Perhaps a bigger challenge concerns students in the K–12 system—Georgia’s future workforce. Student outcomes across Georgia have been stagnant for decades, and achievement gaps persist between White students and many students of color. If these gaps persist, they are likely to constrain the future productivity of the state’s workforce, which is increasingly racially diverse. Investments in K–12 education—such as addressing students’ learning loss and incorporating the use of phonics—could enhance the effectiveness of teachers and administrators and reduce achievement gaps.
Transportation infrastructure to sustain competitive advantages
Georgia has the world’s busiest passenger airport, the fourth-busiest seaport in the United States, the fifth-highest-quality roads and the seventh-highest-quality bridges in the country, and the largest rail network in the Southeast. The state’s economy owes much to its transportation infrastructure.
These advantages may erode as other states deploy historic levels of funding for transportation from the Infrastructure Investment and Jobs Act (IIJA) of 2021. Over the next five years, Georgia is set to receive $8.9 billion from the act for highways alone. But efficient use of the funding—in addition to other potential investments—may be important because the state has invested less than both peer states and the national average in transportation infrastructure as a share of its GDP over the past 15 years.9
Georgia’s infrastructure for moving goods—airports, roads and bridges, and ports—has contributed significantly to the state’s economic growth. However, infrastructure that is critical for moving people, such as public transit, has seen underinvestment.
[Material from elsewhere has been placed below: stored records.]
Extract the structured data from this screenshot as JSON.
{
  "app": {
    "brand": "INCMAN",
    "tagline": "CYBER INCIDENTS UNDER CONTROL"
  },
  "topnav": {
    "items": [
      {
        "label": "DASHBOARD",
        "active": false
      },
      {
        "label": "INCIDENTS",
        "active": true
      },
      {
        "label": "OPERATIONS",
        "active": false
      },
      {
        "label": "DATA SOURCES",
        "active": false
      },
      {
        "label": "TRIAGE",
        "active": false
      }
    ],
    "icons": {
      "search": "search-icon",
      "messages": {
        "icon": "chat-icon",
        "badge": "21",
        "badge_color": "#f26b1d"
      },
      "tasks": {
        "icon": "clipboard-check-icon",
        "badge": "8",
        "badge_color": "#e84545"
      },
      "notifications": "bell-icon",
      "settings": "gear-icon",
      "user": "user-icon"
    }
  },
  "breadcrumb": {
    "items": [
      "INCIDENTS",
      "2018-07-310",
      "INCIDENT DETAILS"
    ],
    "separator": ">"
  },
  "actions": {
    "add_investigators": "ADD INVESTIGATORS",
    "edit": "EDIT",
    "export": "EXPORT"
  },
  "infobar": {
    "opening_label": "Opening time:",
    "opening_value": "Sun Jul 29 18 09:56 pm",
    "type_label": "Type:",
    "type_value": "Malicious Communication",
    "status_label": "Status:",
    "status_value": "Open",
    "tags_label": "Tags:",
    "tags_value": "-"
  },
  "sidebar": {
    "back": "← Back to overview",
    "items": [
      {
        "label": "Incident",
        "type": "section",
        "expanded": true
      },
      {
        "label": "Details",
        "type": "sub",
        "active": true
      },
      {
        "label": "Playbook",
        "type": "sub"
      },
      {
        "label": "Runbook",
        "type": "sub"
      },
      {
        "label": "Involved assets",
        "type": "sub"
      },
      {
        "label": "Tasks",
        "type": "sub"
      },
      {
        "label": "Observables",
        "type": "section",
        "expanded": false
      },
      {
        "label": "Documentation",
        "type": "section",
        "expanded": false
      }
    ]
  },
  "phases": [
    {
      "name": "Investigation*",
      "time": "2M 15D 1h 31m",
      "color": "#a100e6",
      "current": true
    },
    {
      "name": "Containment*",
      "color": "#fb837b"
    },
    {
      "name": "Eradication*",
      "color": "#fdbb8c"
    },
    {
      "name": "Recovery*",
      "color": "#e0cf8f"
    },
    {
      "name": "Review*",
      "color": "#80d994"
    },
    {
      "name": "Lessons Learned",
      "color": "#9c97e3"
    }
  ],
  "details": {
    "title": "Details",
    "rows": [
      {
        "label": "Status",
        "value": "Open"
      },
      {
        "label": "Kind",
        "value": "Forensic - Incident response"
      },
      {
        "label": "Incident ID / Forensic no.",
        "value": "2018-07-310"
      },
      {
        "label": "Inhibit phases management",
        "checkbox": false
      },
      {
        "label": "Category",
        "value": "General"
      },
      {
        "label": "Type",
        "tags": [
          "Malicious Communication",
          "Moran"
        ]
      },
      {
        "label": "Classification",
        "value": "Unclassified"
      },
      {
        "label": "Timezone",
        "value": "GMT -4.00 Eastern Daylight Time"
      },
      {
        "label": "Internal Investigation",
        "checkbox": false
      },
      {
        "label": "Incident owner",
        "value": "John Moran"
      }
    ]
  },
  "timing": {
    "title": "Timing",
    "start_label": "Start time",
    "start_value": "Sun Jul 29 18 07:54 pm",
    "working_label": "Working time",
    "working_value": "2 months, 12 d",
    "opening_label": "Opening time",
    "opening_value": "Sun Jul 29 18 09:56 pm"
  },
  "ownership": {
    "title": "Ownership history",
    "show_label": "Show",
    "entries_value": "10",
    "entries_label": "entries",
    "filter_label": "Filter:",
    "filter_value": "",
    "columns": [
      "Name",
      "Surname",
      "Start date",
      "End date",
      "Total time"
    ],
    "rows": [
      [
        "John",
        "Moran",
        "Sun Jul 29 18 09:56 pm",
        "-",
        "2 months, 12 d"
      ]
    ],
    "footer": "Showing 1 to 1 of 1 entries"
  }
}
Thirty-three counties in the state are transit deserts (characterized by poor access to public-transit options),10 and average commute times are about 50 percent higher for transit users than for drivers.11 Even in Atlanta, the state’s population center, the city’s MARTA rail network has recovered less of its prepandemic ridership than transit systems in peer cities such as Boston, Chicago, Dallas, and Miami.12 This represents a missed opportunity to better and more easily connect Georgians to opportunities.
Strategic investments in Georgia’s transportation infrastructure include initiatives—some that are already in place—to relieve road congestion and increase overall safety and efficiency. They also include investments in public and multimodal transit. In urban areas such as Atlanta, there are significant opportunities to make commuting by public transit more appealing and viable. Possible considerations include fostering higher density and more walkability around transit stations as well as expanding bus systems to transit deserts to reach more riders. Increasing available transit could create more commuter-friendly housing options for Atlanta residents, potentially alleviating the city’s growing challenges with housing affordability.13
When it comes to transporting goods, Georgia’s airports, particularly Hartsfield-Jackson Atlanta International Airport, have opportunities to expand their operating capacity and efficiency to continue to compete against more established air cargo hubs, such as John F. Kennedy International Airport and O’Hare International Airport. Long-term investments in ports may be another key to unlocking further growth, and the Port of Savannah has already begun to address short- and long-term challenges. Freight rail also has a role to play in relieving truck congestion on highways and increasing use of the state’s sizable rail network.
Georgia is well positioned to invest in solutions that address structural, long-term challenges to its economy, even in the face of global economic uncertainty. With up to $189 billion in incremental GDP growth on the table over the next ten years, Georgia can position its economy for sustained success and ensure all Georgians share a piece of the pie.